NEW DELHI: A government-appointed panel has found "serious" financial irregularities in 25 operational coal blocks which had been deallocated by the Supreme Court and have been put up for auction.
The Committee, headed by former CVC Pratyush Sinha, said there were "serious anomalies" with regard to claiming depreciation by companies which earlier owned these coal blocks.
"In almost all the cases, certification of statutory auditors was either not available or was not satisfactory," the report of the Committee said.
It further said that different companies owning the coal blocks had charged depreciation at different rates on the same class of assets.
"In one case, the same company had charged depreciation at different rates on the same class of assets for two of these coal blocks."
Following the deallocation of coal blocks by Supreme Court in September last year, the Coal Ministry had formed a Committee under the chairmanship of Sinha for valuation and assessment of running coal mines.
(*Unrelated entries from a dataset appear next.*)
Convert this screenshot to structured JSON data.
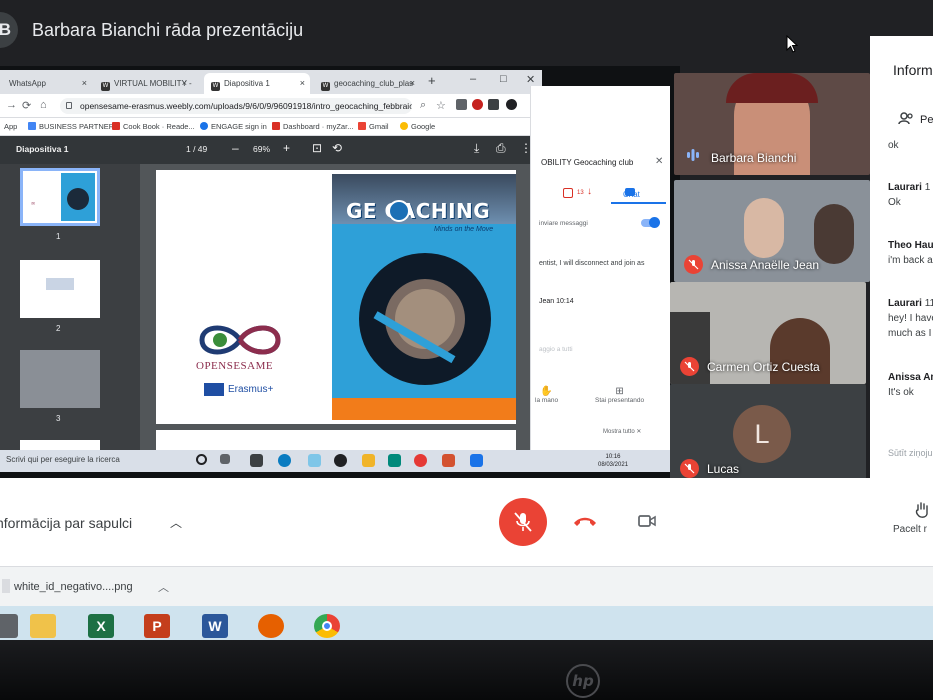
{
  "meet": {
    "presenter_initial": "B",
    "presenting_title": "Barbara Bianchi rāda prezentāciju",
    "side_panel_title": "Inform",
    "people_label": "Pe",
    "meeting_info": "nformācija par sapulci",
    "raise_hand": "Pacelt r",
    "send_placeholder": "Sūtīt ziņoju",
    "participants": [
      {
        "name": "Barbara Bianchi"
      },
      {
        "name": "Anissa Anaëlle Jean"
      },
      {
        "name": "Carmen Ortiz Cuesta"
      },
      {
        "name": "Lucas",
        "initial": "L"
      }
    ],
    "messages": [
      {
        "sender": "",
        "text": "ok"
      },
      {
        "sender": "Laurari",
        "extra": "1",
        "text": "Ok"
      },
      {
        "sender": "Theo Hau",
        "extra": "",
        "text": "i'm back a"
      },
      {
        "sender": "Laurari",
        "extra": "11",
        "text": "hey! I have",
        "text2": "much as I"
      },
      {
        "sender": "Anissa Ana",
        "extra": "",
        "text": "It's ok"
      }
    ]
  },
  "browser": {
    "tabs": [
      "WhatsApp",
      "VIRTUAL MOBILITY - O",
      "Diapositiva 1",
      "geocaching_club_plas"
    ],
    "url": "opensesame-erasmus.weebly.com/uploads/9/6/0/9/96091918/intro_geocaching_febbraio_2",
    "bookmarks": [
      "App",
      "BUSINESS PARTNER...",
      "Cook Book · Reade...",
      "ENGAGE sign in",
      "Dashboard · myZar...",
      "Gmail",
      "Google"
    ],
    "bookmarks2": [
      "k · Reade...",
      "ENGAGE sign in"
    ]
  },
  "pdf": {
    "title": "Diapositiva 1",
    "page": "1 / 49",
    "zoom": "69%",
    "thumb_numbers": [
      "1",
      "2",
      "3"
    ],
    "logo_text": "OPENSESAME",
    "erasmus_text": "Erasmus+",
    "poster_title": "GE  CACHING",
    "poster_subtitle": "Minds on the Move"
  },
  "shared_chat": {
    "header": "OBILITY Geocaching club",
    "tab": "Chat",
    "counter": "13",
    "toggle_label": "inviare messaggi",
    "message": "entist, I will disconnect and join as",
    "sender": "Jean 10:14",
    "placeholder": "aggio a tutti",
    "foot1": "la mano",
    "foot2": "Stai presentando",
    "more": "Mostra tutto"
  },
  "windows": {
    "search": "Scrivi qui per eseguire la ricerca",
    "time": "10:16",
    "date": "08/03/2021"
  },
  "download": {
    "filename": "white_id_negativo....png"
  },
  "colors": {
    "meet_bg": "#202124",
    "mic_off": "#ea4335",
    "accent": "#1a73e8",
    "logo": "#8c2d4d"
  }
}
The Supreme Court had cancelled 204 coal blocks, out of which 42 were functioning.
In the first phase, the Committee selected for scrutiny 25 coal blocks which had been put up for auction by the government.
The report further said that a few companies re-valued their assets but did not provide clear details of pre-revaluation values of their assets relating to coal mining activities in their annual reports.
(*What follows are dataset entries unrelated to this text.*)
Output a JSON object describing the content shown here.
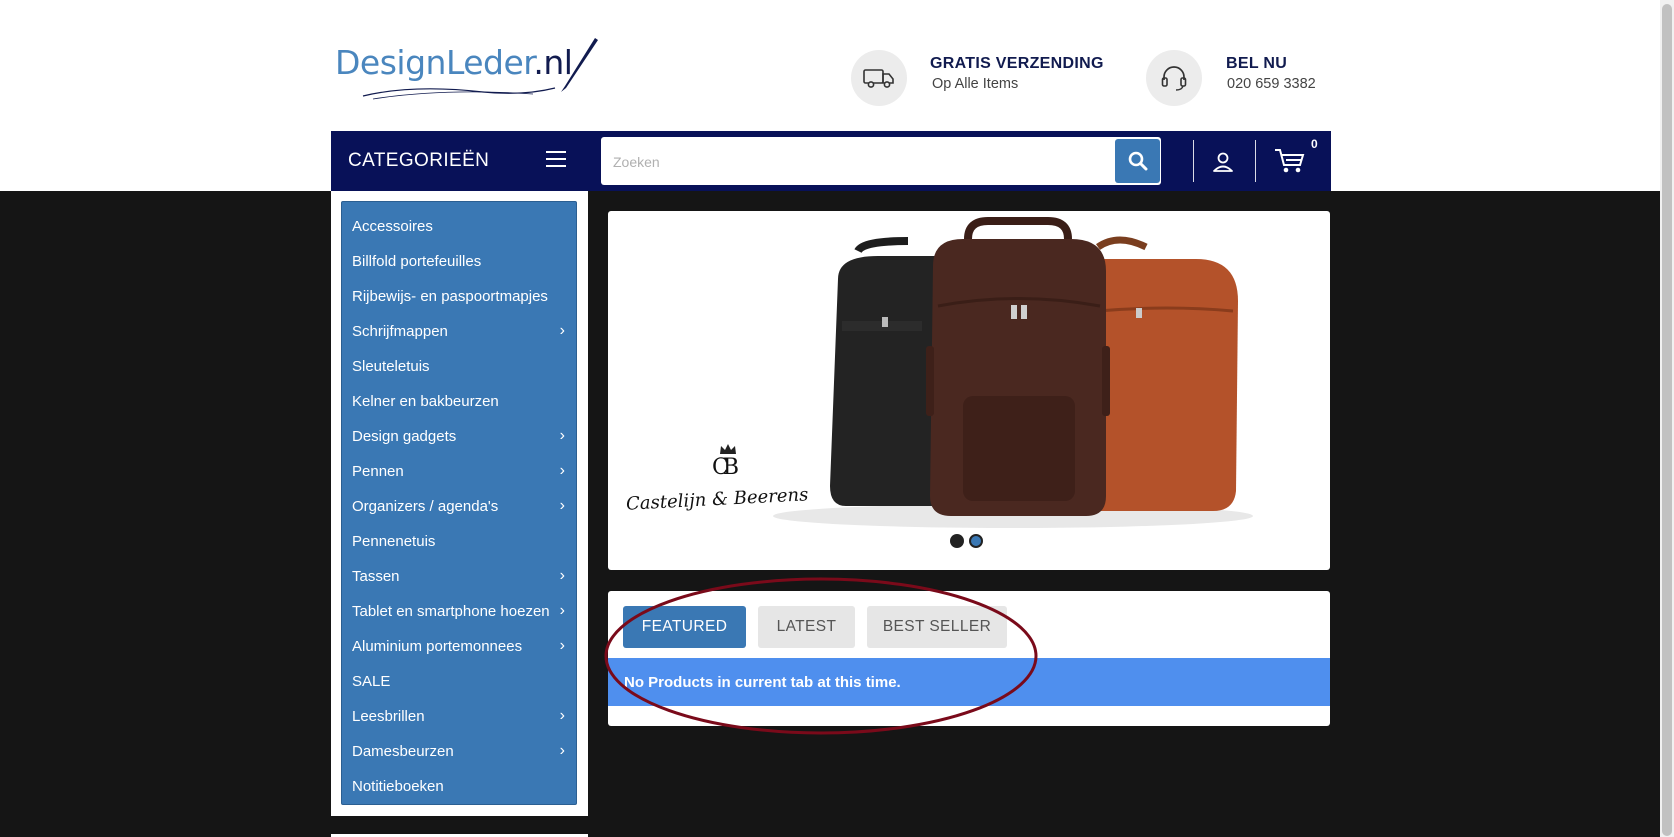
{
  "header": {
    "logo_text_a": "Design",
    "logo_text_b": "Leder",
    "logo_text_c": ".nl",
    "shipping_title": "GRATIS VERZENDING",
    "shipping_sub": "Op Alle Items",
    "call_title": "BEL NU",
    "call_number": "020 659 3382"
  },
  "navbar": {
    "categories_label": "CATEGORIEËN",
    "search_placeholder": "Zoeken",
    "cart_count": "0"
  },
  "sidebar": {
    "items": [
      {
        "label": "Accessoires",
        "has_submenu": false
      },
      {
        "label": "Billfold portefeuilles",
        "has_submenu": false
      },
      {
        "label": "Rijbewijs- en paspoortmapjes",
        "has_submenu": false
      },
      {
        "label": "Schrijfmappen",
        "has_submenu": true
      },
      {
        "label": "Sleuteletuis",
        "has_submenu": false
      },
      {
        "label": "Kelner en bakbeurzen",
        "has_submenu": false
      },
      {
        "label": "Design gadgets",
        "has_submenu": true
      },
      {
        "label": "Pennen",
        "has_submenu": true
      },
      {
        "label": "Organizers / agenda's",
        "has_submenu": true
      },
      {
        "label": "Pennenetuis",
        "has_submenu": false
      },
      {
        "label": "Tassen",
        "has_submenu": true
      },
      {
        "label": "Tablet en smartphone hoezen",
        "has_submenu": true
      },
      {
        "label": "Aluminium portemonnees",
        "has_submenu": true
      },
      {
        "label": "SALE",
        "has_submenu": false
      },
      {
        "label": "Leesbrillen",
        "has_submenu": true
      },
      {
        "label": "Damesbeurzen",
        "has_submenu": true
      },
      {
        "label": "Notitieboeken",
        "has_submenu": false
      }
    ]
  },
  "banner": {
    "brand_monogram": "CB",
    "brand_script": "Castelijn & Beerens",
    "slide_count": 2,
    "active_slide": 2
  },
  "tabs": {
    "items": [
      "FEATURED",
      "LATEST",
      "BEST SELLER"
    ],
    "active": "FEATURED",
    "empty_message": "No Products in current tab at this time."
  },
  "colors": {
    "navy": "#081158",
    "accent_blue": "#3a78b4",
    "notice_blue": "#4f8fee",
    "annotation_red": "#7a0a1a"
  }
}
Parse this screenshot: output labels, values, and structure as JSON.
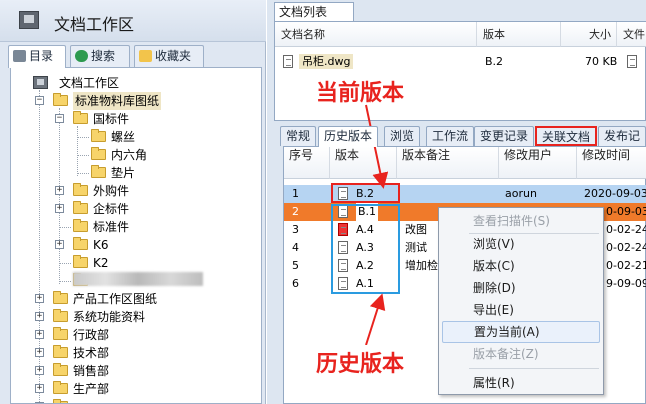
{
  "workspace": {
    "title": "文档工作区",
    "tabs": [
      "目录",
      "搜索",
      "收藏夹"
    ]
  },
  "tree": {
    "root": "文档工作区",
    "nodes": [
      {
        "label": "标准物料库图纸",
        "selected": true
      },
      {
        "label": "国标件"
      },
      {
        "label": "螺丝"
      },
      {
        "label": "内六角"
      },
      {
        "label": "垫片"
      },
      {
        "label": "外购件"
      },
      {
        "label": "企标件"
      },
      {
        "label": "标准件"
      },
      {
        "label": "K6"
      },
      {
        "label": "K2"
      },
      {
        "label": "产品工作区图纸"
      },
      {
        "label": "系统功能资料"
      },
      {
        "label": "行政部"
      },
      {
        "label": "技术部"
      },
      {
        "label": "销售部"
      },
      {
        "label": "生产部"
      }
    ]
  },
  "doclist": {
    "tab": "文档列表",
    "columns": [
      "文档名称",
      "版本",
      "大小",
      "文件"
    ],
    "rows": [
      {
        "name": "吊柜.dwg",
        "version": "B.2",
        "size": "70 KB"
      }
    ]
  },
  "annotations": {
    "current": "当前版本",
    "history": "历史版本"
  },
  "detail_tabs": [
    "常规",
    "历史版本",
    "浏览",
    "工作流",
    "变更记录",
    "关联文档",
    "发布记录"
  ],
  "history": {
    "columns": [
      "序号",
      "版本",
      "版本备注",
      "修改用户",
      "修改时间"
    ],
    "rows": [
      {
        "no": "1",
        "version": "B.2",
        "note": "",
        "user": "aorun",
        "time": "2020-09-03"
      },
      {
        "no": "2",
        "version": "B.1",
        "note": "",
        "user": "",
        "time": "0-09-03"
      },
      {
        "no": "3",
        "version": "A.4",
        "note": "改图",
        "user": "",
        "time": "0-02-24"
      },
      {
        "no": "4",
        "version": "A.3",
        "note": "测试",
        "user": "",
        "time": "0-02-24"
      },
      {
        "no": "5",
        "version": "A.2",
        "note": "增加检",
        "user": "",
        "time": "0-02-21"
      },
      {
        "no": "6",
        "version": "A.1",
        "note": "",
        "user": "",
        "time": "9-09-09"
      }
    ]
  },
  "context_menu": [
    {
      "label": "查看扫描件(S)",
      "disabled": true
    },
    {
      "label": "浏览(V)"
    },
    {
      "label": "版本(C)"
    },
    {
      "label": "删除(D)"
    },
    {
      "label": "导出(E)"
    },
    {
      "label": "置为当前(A)",
      "hover": true
    },
    {
      "label": "版本备注(Z)",
      "disabled": true
    },
    {
      "label": "属性(R)"
    }
  ],
  "colors": {
    "selected_row": "#f07a2a",
    "highlight_row": "#b6d4f2",
    "annotation_red": "#e8231e",
    "annotation_blue": "#2a9be0"
  }
}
In one case, the assets amount claimed appeared to be highly over-valued, the report said, adding that the claims "made and details furnished did not tally with the audited annual accounts for financial year 2013-14."
In some cases, it said the claims furnished by the company in response to the Coal Ministry letter dated November 28, 2014 differed from the earlier claim furnished in response to the Ministry of Coal letter dated November 11, 2014.
The government has put for offer 46 coal blocks whose auction is due next month.